Pliable, performative, unfurled and pinned to the wall much like grommeted paintings on un-stretched canvas, memories are unfixed things. They change shape, they get tired, they get stretched out, like thoughts of home and projections of paradise, memories too can become new things (whether we’ve asked them to or not.) Kareem-Anthony Ferreira’s paintings of (Exhibition Title) on view at Johannes Vogt Gallery are representations of people in places: as they were, as they could be and for all we know, how they’ll always be.

With imagery sourced from family photographs, memory, and images taken by the artist, the paintings are negotiations embedded in the spirit of migration. From the artist’s home in Hamilton, Ontario to his family’s native Trinidad and Tobago to even his current studio in Tucson, Arizona, just like the floorboards of any domestic space, the paintings of are sites covered in gatherings, patterns, coming and goings, secrets and conversations.

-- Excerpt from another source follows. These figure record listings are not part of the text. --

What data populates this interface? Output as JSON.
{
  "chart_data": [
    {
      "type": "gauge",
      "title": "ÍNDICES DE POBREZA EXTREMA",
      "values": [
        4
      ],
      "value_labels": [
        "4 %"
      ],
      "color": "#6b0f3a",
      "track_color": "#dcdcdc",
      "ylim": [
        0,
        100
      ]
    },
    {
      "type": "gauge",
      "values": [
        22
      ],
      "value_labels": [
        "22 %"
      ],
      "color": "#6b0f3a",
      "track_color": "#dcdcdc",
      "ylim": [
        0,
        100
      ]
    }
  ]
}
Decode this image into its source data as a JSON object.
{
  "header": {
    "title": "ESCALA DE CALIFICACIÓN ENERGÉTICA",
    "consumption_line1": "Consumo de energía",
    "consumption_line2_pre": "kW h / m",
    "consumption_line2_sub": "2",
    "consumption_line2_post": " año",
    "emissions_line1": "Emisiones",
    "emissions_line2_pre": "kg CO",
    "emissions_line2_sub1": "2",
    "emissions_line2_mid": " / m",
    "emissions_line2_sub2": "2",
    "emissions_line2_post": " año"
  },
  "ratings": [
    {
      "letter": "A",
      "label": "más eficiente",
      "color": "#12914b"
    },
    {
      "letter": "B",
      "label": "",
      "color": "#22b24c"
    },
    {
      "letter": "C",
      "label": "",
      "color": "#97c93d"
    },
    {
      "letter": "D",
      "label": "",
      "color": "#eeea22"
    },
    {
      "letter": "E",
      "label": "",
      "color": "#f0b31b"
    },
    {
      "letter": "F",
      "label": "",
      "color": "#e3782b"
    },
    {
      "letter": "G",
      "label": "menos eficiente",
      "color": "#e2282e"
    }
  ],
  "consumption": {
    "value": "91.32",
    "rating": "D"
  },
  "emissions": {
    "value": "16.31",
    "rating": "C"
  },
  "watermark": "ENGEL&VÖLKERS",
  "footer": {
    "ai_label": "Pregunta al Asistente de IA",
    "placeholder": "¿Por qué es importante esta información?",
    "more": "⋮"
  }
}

Like everything formerly European and currently (mostly) brown occupied, the surface is a deceptive truth. To rephrase more succinctly: there is always an underneath. By incorporating screen-printing, and collaging patterned fabrics atop found and collected paper using gel medium and fixative and ultimately acrylic and wax crayon, each painting on view is an exploration. Greater still, each work is a potential metaphor for the Western Hemisphere Post-Colonial Experiment: people living among and atop arrays of visual material––some left behind (lovingly, absently, maliciously, all of the above) from the people who came before them (voluntarily or otherwise).

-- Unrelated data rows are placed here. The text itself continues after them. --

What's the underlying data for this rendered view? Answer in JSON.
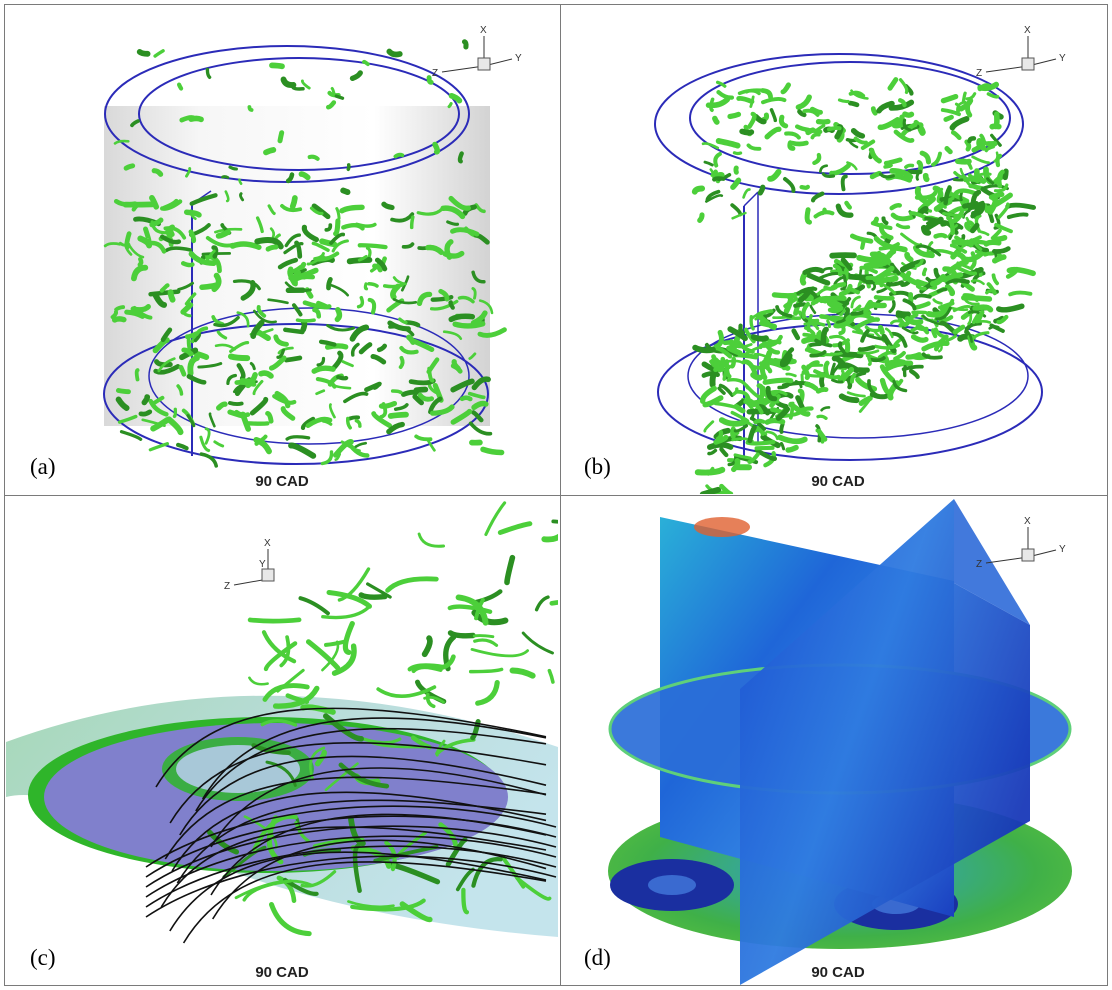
{
  "panels": [
    {
      "id": "a",
      "label": "(a)",
      "caption": "90 CAD"
    },
    {
      "id": "b",
      "label": "(b)",
      "caption": "90 CAD"
    },
    {
      "id": "c",
      "label": "(c)",
      "caption": "90 CAD"
    },
    {
      "id": "d",
      "label": "(d)",
      "caption": "90 CAD"
    }
  ],
  "axes_labels": {
    "x": "X",
    "y": "Y",
    "z": "Z"
  },
  "colors": {
    "outline": "#2b2bb8",
    "vortex_green": "#4ccf3a",
    "vortex_dark": "#2b8f22",
    "cylinder_grey": "#d9d9d9",
    "disk_violet": "#8080d0",
    "field_blue": "#1a3fd0"
  }
}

Exploring, disrupting and acknowledging mythologies of Caribbean leisure and its inaccuracies, the paintings (some of them literally) are witnesses to journeys. Geographical, ancestral or residential the paintings are links––tendons to places physically inhabited (for instance the artist’s former studio in Port-of-Spain) or critically imagined (the tropical-pastoral-holiday-‘Ya Mon’-scape in the non-Caribbean Resorting imagination).

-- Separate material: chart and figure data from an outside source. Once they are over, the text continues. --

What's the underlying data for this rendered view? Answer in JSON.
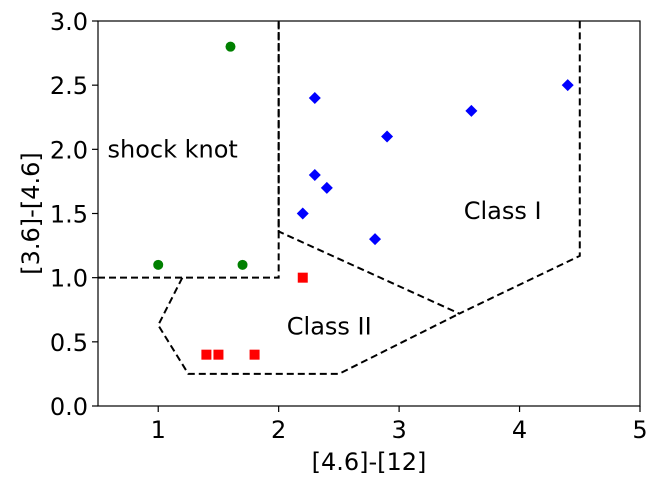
{
  "chart_data": {
    "type": "scatter",
    "xlabel": "[4.6]-[12]",
    "ylabel": "[3.6]-[4.6]",
    "xlim": [
      0.5,
      5.0
    ],
    "ylim": [
      0.0,
      3.0
    ],
    "xticks": [
      1,
      2,
      3,
      4,
      5
    ],
    "yticks": [
      0.0,
      0.5,
      1.0,
      1.5,
      2.0,
      2.5,
      3.0
    ],
    "grid": false,
    "series": [
      {
        "marker": "circle",
        "color": "#008000",
        "points": [
          {
            "x": 1.6,
            "y": 2.8
          },
          {
            "x": 1.0,
            "y": 1.1
          },
          {
            "x": 1.7,
            "y": 1.1
          }
        ]
      },
      {
        "marker": "diamond",
        "color": "#0000ff",
        "points": [
          {
            "x": 2.3,
            "y": 2.4
          },
          {
            "x": 2.9,
            "y": 2.1
          },
          {
            "x": 3.6,
            "y": 2.3
          },
          {
            "x": 4.4,
            "y": 2.5
          },
          {
            "x": 2.3,
            "y": 1.8
          },
          {
            "x": 2.4,
            "y": 1.7
          },
          {
            "x": 2.2,
            "y": 1.5
          },
          {
            "x": 2.8,
            "y": 1.3
          }
        ]
      },
      {
        "marker": "square",
        "color": "#ff0000",
        "points": [
          {
            "x": 2.2,
            "y": 1.0
          },
          {
            "x": 1.4,
            "y": 0.4
          },
          {
            "x": 1.5,
            "y": 0.4
          },
          {
            "x": 1.8,
            "y": 0.4
          }
        ]
      }
    ],
    "region_boundaries": [
      {
        "name": "shock-knot-boundary",
        "points": [
          [
            0.5,
            1.0
          ],
          [
            2.0,
            1.0
          ],
          [
            2.0,
            3.0
          ]
        ]
      },
      {
        "name": "class-i-boundary",
        "points": [
          [
            2.0,
            3.0
          ],
          [
            2.0,
            1.36
          ],
          [
            3.5,
            0.72
          ],
          [
            4.5,
            1.17
          ],
          [
            4.5,
            3.0
          ]
        ]
      },
      {
        "name": "class-ii-boundary",
        "points": [
          [
            1.2,
            1.0
          ],
          [
            1.0,
            0.63
          ],
          [
            1.25,
            0.25
          ],
          [
            2.5,
            0.25
          ],
          [
            3.5,
            0.72
          ]
        ]
      }
    ],
    "annotations": [
      {
        "text": "shock knot",
        "x": 1.12,
        "y": 2.0
      },
      {
        "text": "Class I",
        "x": 3.86,
        "y": 1.52
      },
      {
        "text": "Class II",
        "x": 2.42,
        "y": 0.62
      }
    ]
  }
}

Returning to geography, on a world map: Tobago is a miniature backslash (bloated), Trinidad a hovering stocking in the gravity of a Venezuela's coastline, Ontario either a dead fish or cartoon ham, Arizona, a misshapen unchecked box on a questionnaire and Manhattan a reptile’s limp tongue caught drying outside of its mouth. One could argue the exhibition comes from this too: the artist and all of these occupied shapes, menageries of smiling, working, thriving, sleeping, living and being faces set upon and temporarily pinned on un-stretched canvases before him.